Ao colaborar em solo paranaense, no entanto, o grupo da Defesa Civil de Canoas trabalha em sintonia com a necessidade real de qualificação e preparação diante do quadro cada vez mais grave mostrado pelo clima no Brasil e no mundo.
“É claro que ninguém quer que Canoas passe por algo semelhante ao que aconteceu em Rio Bonito do Iguaçu”, frisa. “Porém, é importante estarmos cientes que o clima no mundo mudou. Toda a preparação e estrutura são necessárias diante da tragédia. Voltaremos para Canoas com experiência na bagagem.”
Qualificação
Na avaliação do secretário Vanderlei Marcos, após o retorno a Canoas será necessário continuar investindo na qualificação dos profissionais e melhoria da estrutura existente para enfrentamento de mudanças climáticas.
“É preciso continuarmos investindo em qualificação e preparação para este cenário”, argumenta. “Não há garantias sobre o amanhã quando o assunto é previsão do tempo e precisamos estar prontos para os piores cenários.”
Devastação e morte
No final da tarde do dia 7 de novembro, um tornado atingiu Rio Bonito do Iguaçu, no centro-sul do Paraná, com ventos que atingiram a velocidade de 330 km/h. Quase 90% da cidade acabou destruída.
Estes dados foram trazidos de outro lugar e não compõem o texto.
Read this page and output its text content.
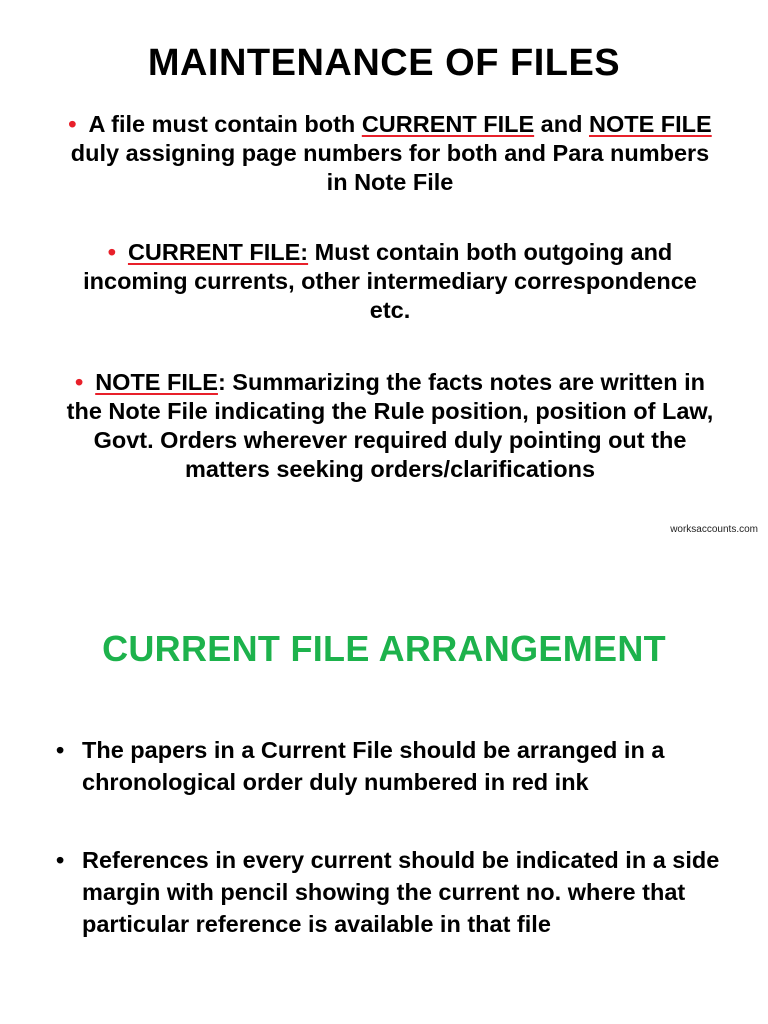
MAINTENANCE OF FILES
• A file must contain both CURRENT FILE and NOTE FILE duly assigning page numbers for both and Para numbers in Note File
• CURRENT FILE: Must contain both outgoing and incoming currents, other intermediary correspondence etc.
• NOTE FILE: Summarizing the facts notes are written in the Note File indicating the Rule position, position of Law, Govt. Orders wherever required duly pointing out the matters seeking orders/clarifications
worksaccounts.com
CURRENT FILE ARRANGEMENT
• The papers in a Current File should be arranged in a chronological order duly numbered in red ink
• References in every current should be indicated in a side margin with pencil showing the current no. where that particular reference is available in that file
Sete pessoas morreram na cidade e uma em Guarapuava, cidade vizinha. No total, pelo menos 835 ficaram feridas e precisaram de atendimento médico, conforme a Secretaria de Estado de Saúde.
Segundo o governo do Paraná, cerca de 30% do que sobrou das edificações terá que ser demolido devido à estrutura estar comprometida. Os outros 70% passarão por reformas. O Estado já autorizou a construção imediata de 320 casas emergenciais.